The OOP paradigm lends it self real well to user interfaces. A UI (especialy a GUI) can be broken down realy nicely into objects. The same can [almost] be achived with functional languages like C but at the cost of some really ugly cludgery.
A functional API tends to be more portable to different non-OO languages. I wouldn’t say that it takes “cludgery” to use a functional API in C++. It should be possible to build a good C++ interface on top of a decent functional API. This, of course, adds a lot of extra work, so it is preferable to have a standard C++ wrapper set available. I don’t have any experience with gtk+, but I know of a couple projects that attempt to do this for gtk+ (such as gtkmm), though I can’t vouch for the quality.
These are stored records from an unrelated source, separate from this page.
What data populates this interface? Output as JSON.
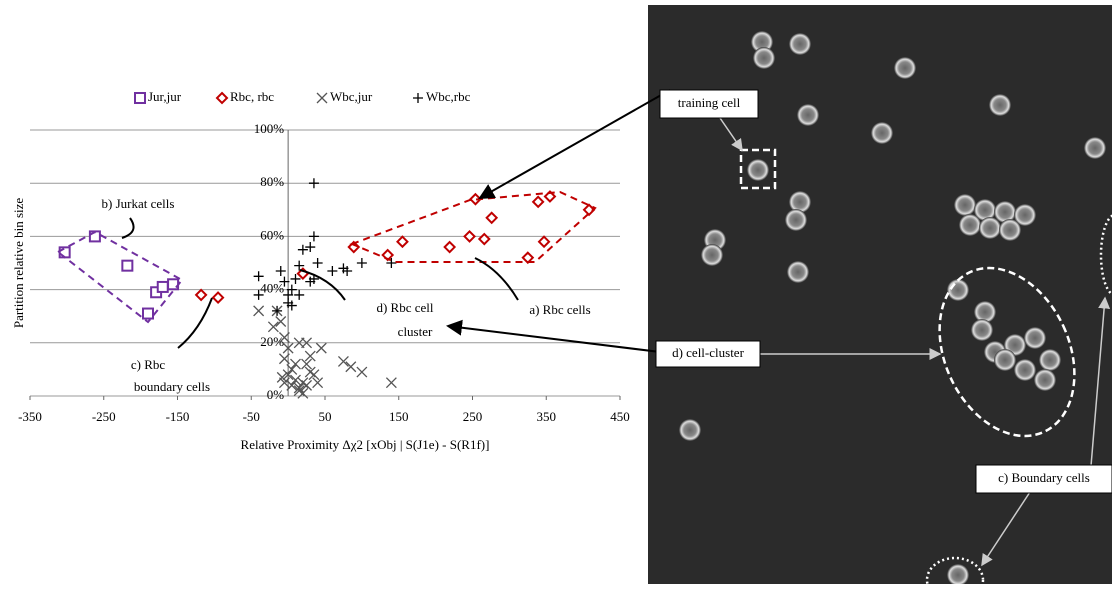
{
  "chart_data": {
    "type": "scatter",
    "x_label": "Relative Proximity Δχ2 [xObj | S(J1e) - S(R1f)]",
    "y_label": "Partition relative bin size",
    "xlim": [
      -350,
      450
    ],
    "xticks": [
      -350,
      -250,
      -150,
      -50,
      50,
      150,
      250,
      350,
      450
    ],
    "ylim": [
      0,
      100
    ],
    "yticks": [
      {
        "value": 0,
        "label": "0%"
      },
      {
        "value": 20,
        "label": "20%"
      },
      {
        "value": 40,
        "label": "40%"
      },
      {
        "value": 60,
        "label": "60%"
      },
      {
        "value": 80,
        "label": "80%"
      },
      {
        "value": 100,
        "label": "100%"
      }
    ],
    "grid": true,
    "legend": "top",
    "series": [
      {
        "name": "Jur,jur",
        "color": "#7030a0",
        "marker": "square",
        "x": [
          -303,
          -262,
          -218,
          -190,
          -179,
          -170,
          -156
        ],
        "values": [
          54,
          60,
          49,
          31,
          39,
          41,
          42
        ]
      },
      {
        "name": "Rbc, rbc",
        "color": "#c00000",
        "marker": "diamond",
        "x": [
          -118,
          -95,
          20,
          89,
          135,
          155,
          219,
          246,
          254,
          266,
          276,
          325,
          339,
          347,
          355,
          408
        ],
        "values": [
          38,
          37,
          46,
          56,
          53,
          58,
          56,
          60,
          74,
          59,
          67,
          52,
          73,
          58,
          75,
          70
        ]
      },
      {
        "name": "Wbc,jur",
        "color": "#555555",
        "marker": "x",
        "x": [
          -15,
          -20,
          -10,
          -5,
          0,
          5,
          -5,
          10,
          15,
          20,
          25,
          30,
          35,
          25,
          15,
          25,
          10,
          0,
          -8,
          5,
          15,
          40,
          30,
          45,
          75,
          85,
          100,
          140,
          -40,
          -5,
          20
        ],
        "values": [
          32,
          26,
          28,
          22,
          18,
          10,
          14,
          6,
          3,
          5,
          12,
          15,
          8,
          4,
          20,
          20,
          12,
          8,
          7,
          4,
          2,
          5,
          9,
          18,
          13,
          11,
          9,
          5,
          32,
          5,
          1
        ]
      },
      {
        "name": "Wbc,rbc",
        "color": "#000000",
        "marker": "plus",
        "x": [
          -40,
          -40,
          -10,
          0,
          5,
          0,
          5,
          10,
          -5,
          15,
          20,
          30,
          35,
          40,
          35,
          30,
          35,
          60,
          75,
          80,
          100,
          140,
          -15,
          15
        ],
        "values": [
          38,
          45,
          47,
          38,
          34,
          35,
          40,
          44,
          43,
          49,
          55,
          56,
          60,
          50,
          80,
          43,
          44,
          47,
          48,
          47,
          50,
          50,
          32,
          38
        ]
      }
    ],
    "annotations": [
      [
        "b) Jurkat cells"
      ],
      [
        "c) Rbc",
        "boundary cells"
      ],
      [
        "d) Rbc cell",
        "cluster"
      ],
      [
        "a) Rbc cells"
      ]
    ]
  },
  "image_labels": {
    "training_cell": "training cell",
    "cell_cluster": "d) cell-cluster",
    "boundary_cells": "c) Boundary cells"
  }
}
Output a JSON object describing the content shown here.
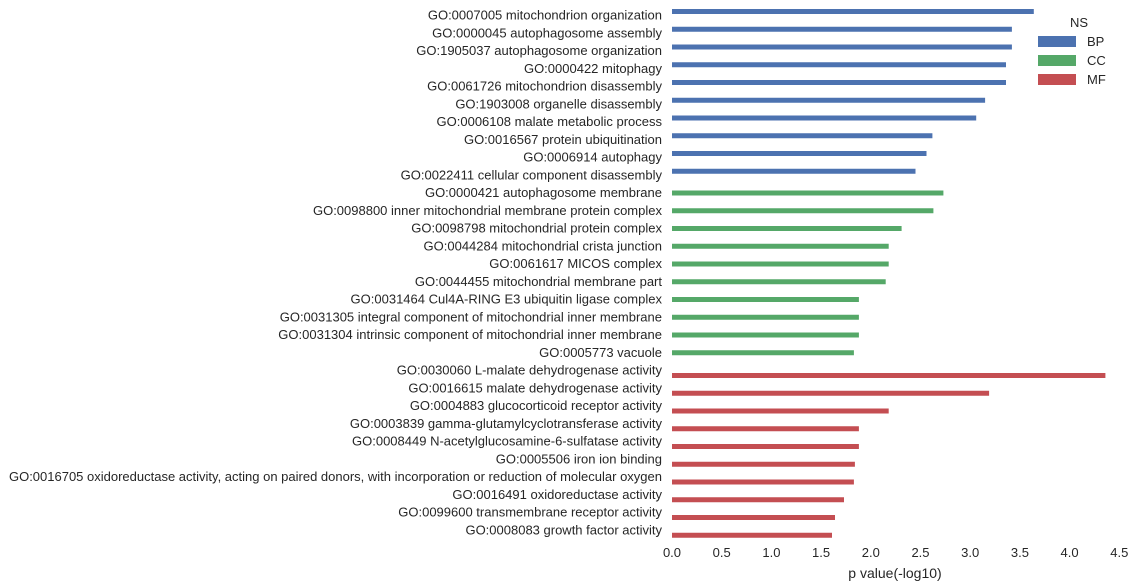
{
  "chart_data": {
    "type": "bar",
    "orientation": "horizontal",
    "xlabel": "p value(-log10)",
    "xlim": [
      0,
      4.5
    ],
    "xticks": [
      "0.0",
      "0.5",
      "1.0",
      "1.5",
      "2.0",
      "2.5",
      "3.0",
      "3.5",
      "4.0",
      "4.5"
    ],
    "grid": false,
    "legend": {
      "title": "NS",
      "position": "top-right",
      "entries": [
        {
          "name": "BP",
          "color": "#4c72b0"
        },
        {
          "name": "CC",
          "color": "#55a868"
        },
        {
          "name": "MF",
          "color": "#c44e52"
        }
      ]
    },
    "categories": [
      {
        "label": "GO:0007005 mitochondrion organization",
        "ns": "BP",
        "value": 3.64
      },
      {
        "label": "GO:0000045 autophagosome assembly",
        "ns": "BP",
        "value": 3.42
      },
      {
        "label": "GO:1905037 autophagosome organization",
        "ns": "BP",
        "value": 3.42
      },
      {
        "label": "GO:0000422 mitophagy",
        "ns": "BP",
        "value": 3.36
      },
      {
        "label": "GO:0061726 mitochondrion disassembly",
        "ns": "BP",
        "value": 3.36
      },
      {
        "label": "GO:1903008 organelle disassembly",
        "ns": "BP",
        "value": 3.15
      },
      {
        "label": "GO:0006108 malate metabolic process",
        "ns": "BP",
        "value": 3.06
      },
      {
        "label": "GO:0016567 protein ubiquitination",
        "ns": "BP",
        "value": 2.62
      },
      {
        "label": "GO:0006914 autophagy",
        "ns": "BP",
        "value": 2.56
      },
      {
        "label": "GO:0022411 cellular component disassembly",
        "ns": "BP",
        "value": 2.45
      },
      {
        "label": "GO:0000421 autophagosome membrane",
        "ns": "CC",
        "value": 2.73
      },
      {
        "label": "GO:0098800 inner mitochondrial membrane protein complex",
        "ns": "CC",
        "value": 2.63
      },
      {
        "label": "GO:0098798 mitochondrial protein complex",
        "ns": "CC",
        "value": 2.31
      },
      {
        "label": "GO:0044284 mitochondrial crista junction",
        "ns": "CC",
        "value": 2.18
      },
      {
        "label": "GO:0061617 MICOS complex",
        "ns": "CC",
        "value": 2.18
      },
      {
        "label": "GO:0044455 mitochondrial membrane part",
        "ns": "CC",
        "value": 2.15
      },
      {
        "label": "GO:0031464 Cul4A-RING E3 ubiquitin ligase complex",
        "ns": "CC",
        "value": 1.88
      },
      {
        "label": "GO:0031305 integral component of mitochondrial inner membrane",
        "ns": "CC",
        "value": 1.88
      },
      {
        "label": "GO:0031304 intrinsic component of mitochondrial inner membrane",
        "ns": "CC",
        "value": 1.88
      },
      {
        "label": "GO:0005773 vacuole",
        "ns": "CC",
        "value": 1.83
      },
      {
        "label": "GO:0030060 L-malate dehydrogenase activity",
        "ns": "MF",
        "value": 4.36
      },
      {
        "label": "GO:0016615 malate dehydrogenase activity",
        "ns": "MF",
        "value": 3.19
      },
      {
        "label": "GO:0004883 glucocorticoid receptor activity",
        "ns": "MF",
        "value": 2.18
      },
      {
        "label": "GO:0003839 gamma-glutamylcyclotransferase activity",
        "ns": "MF",
        "value": 1.88
      },
      {
        "label": "GO:0008449 N-acetylglucosamine-6-sulfatase activity",
        "ns": "MF",
        "value": 1.88
      },
      {
        "label": "GO:0005506 iron ion binding",
        "ns": "MF",
        "value": 1.84
      },
      {
        "label": "GO:0016705 oxidoreductase activity, acting on paired donors, with incorporation or reduction of molecular oxygen",
        "ns": "MF",
        "value": 1.83
      },
      {
        "label": "GO:0016491 oxidoreductase activity",
        "ns": "MF",
        "value": 1.73
      },
      {
        "label": "GO:0099600 transmembrane receptor activity",
        "ns": "MF",
        "value": 1.64
      },
      {
        "label": "GO:0008083 growth factor activity",
        "ns": "MF",
        "value": 1.61
      }
    ]
  }
}
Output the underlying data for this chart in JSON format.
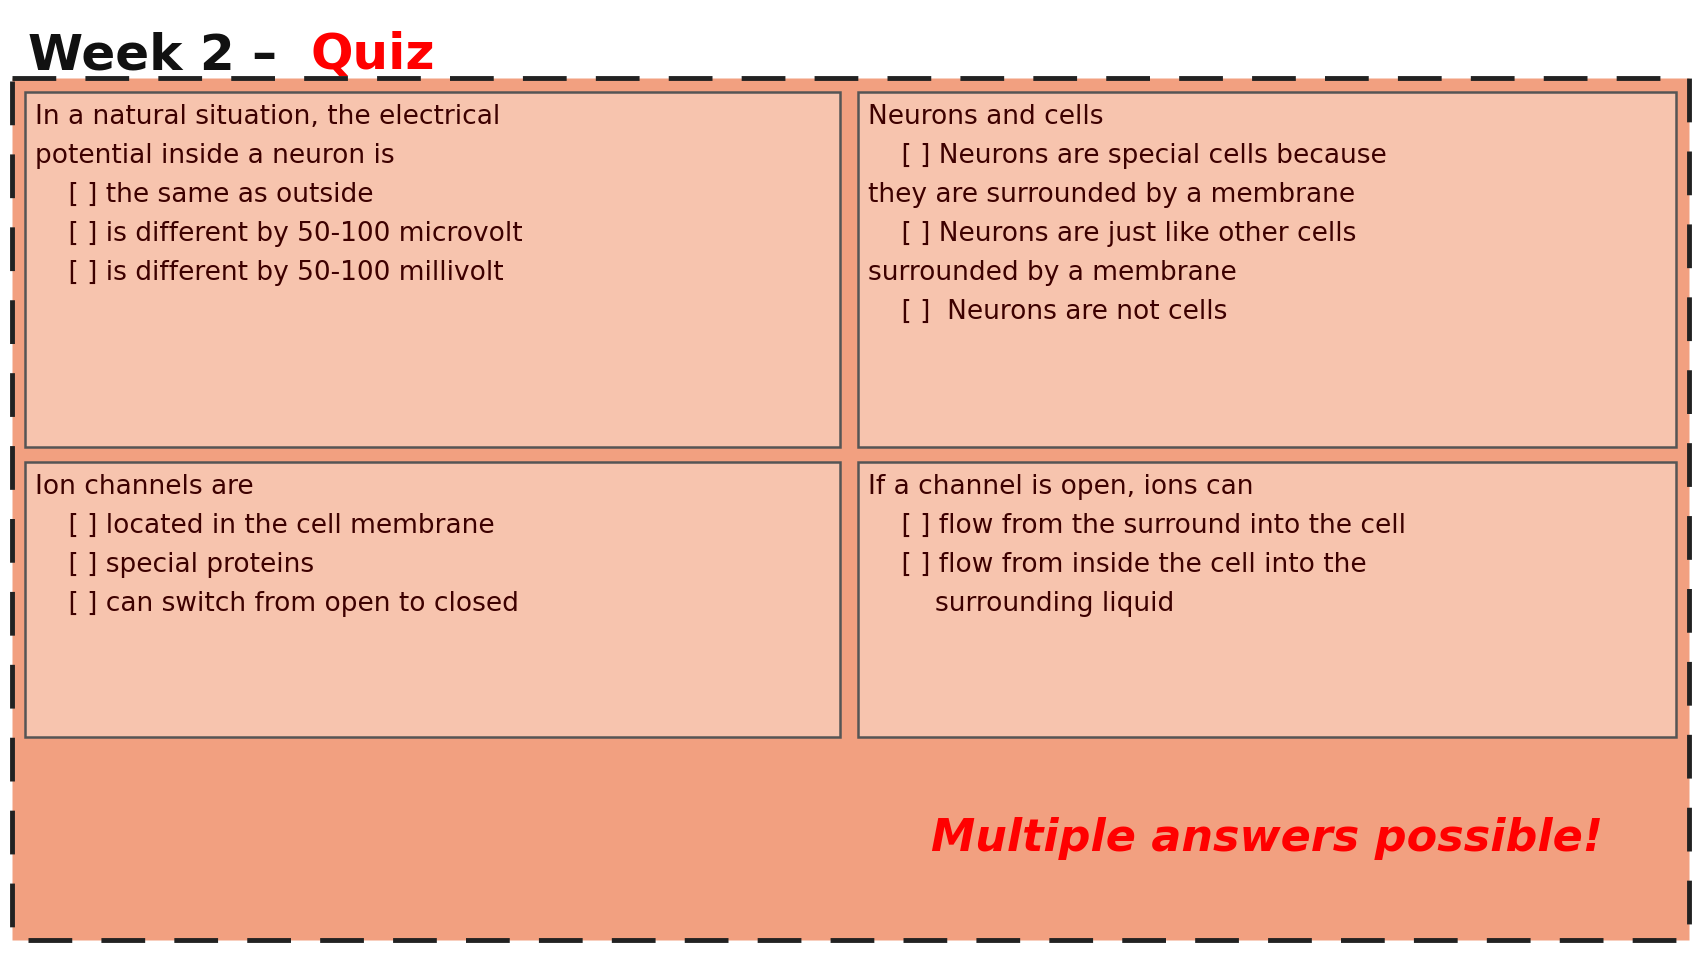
{
  "title_black": "Week 2 – ",
  "title_red": "Quiz",
  "white_bg": "#FFFFFF",
  "outer_bg_color": "#F2A080",
  "inner_box_bg": "#F7C4AE",
  "box_edge_color": "#555555",
  "text_color": "#3D0000",
  "red_color": "#FF0000",
  "title_color_black": "#111111",
  "dash_color": "#222222",
  "box1_text": "In a natural situation, the electrical\npotential inside a neuron is\n    [ ] the same as outside\n    [ ] is different by 50-100 microvolt\n    [ ] is different by 50-100 millivolt",
  "box2_text": "Neurons and cells\n    [ ] Neurons are special cells because\nthey are surrounded by a membrane\n    [ ] Neurons are just like other cells\nsurrounded by a membrane\n    [ ]  Neurons are not cells",
  "box3_text": "Ion channels are\n    [ ] located in the cell membrane\n    [ ] special proteins\n    [ ] can switch from open to closed",
  "box4_text": "If a channel is open, ions can\n    [ ] flow from the surround into the cell\n    [ ] flow from inside the cell into the\n        surrounding liquid",
  "multiple_answers_text": "Multiple answers possible!",
  "title_fontsize": 36,
  "content_fontsize": 19,
  "multiple_fontsize": 32
}
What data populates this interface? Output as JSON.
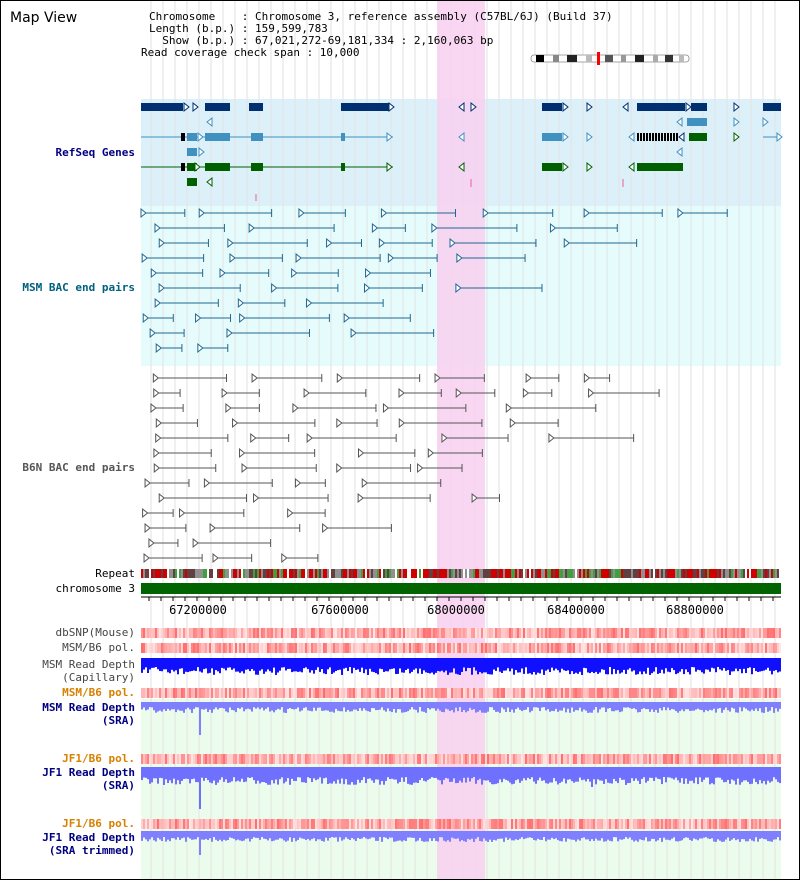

Great. GTK is defintly my choice of toolkit.
(Who said you need C++ to do object oriented programming)
you end up rewriting a lot of code doing it through C
The OOP paradigm lends it self real well to user interfaces. A UI (especialy a GUI) can be broken down realy nicely into objects. The same can [almost] be achived with functional languages like C but at the cost of some really ugly cludgery.
A functional API tends to be more portable to different non-OO languages. I wouldn’t say that it takes “cludgery” to use a functional API in C++. It should be possible to build a good C++ interface on top of a decent functional API. This, of course, adds a lot of extra work, so it is preferable to have a standard C++ wrapper set available. I don’t have any experience with gtk+, but I know of a couple projects that attempt to do this for gtk+ (such as gtkmm), though I can’t vouch for the quality.
Gtk+ with libGlade is a cinch to program in and, as far as GUI libraries go, Gtk+ is really damn nice.
You seem to have no idea what a functional programming language is.You probably meant `procedural’.
C is an imperative programming language, just as OO languages like C++ or Java.
A functional language is a whole different beast: Examples are Haskell and Lisp.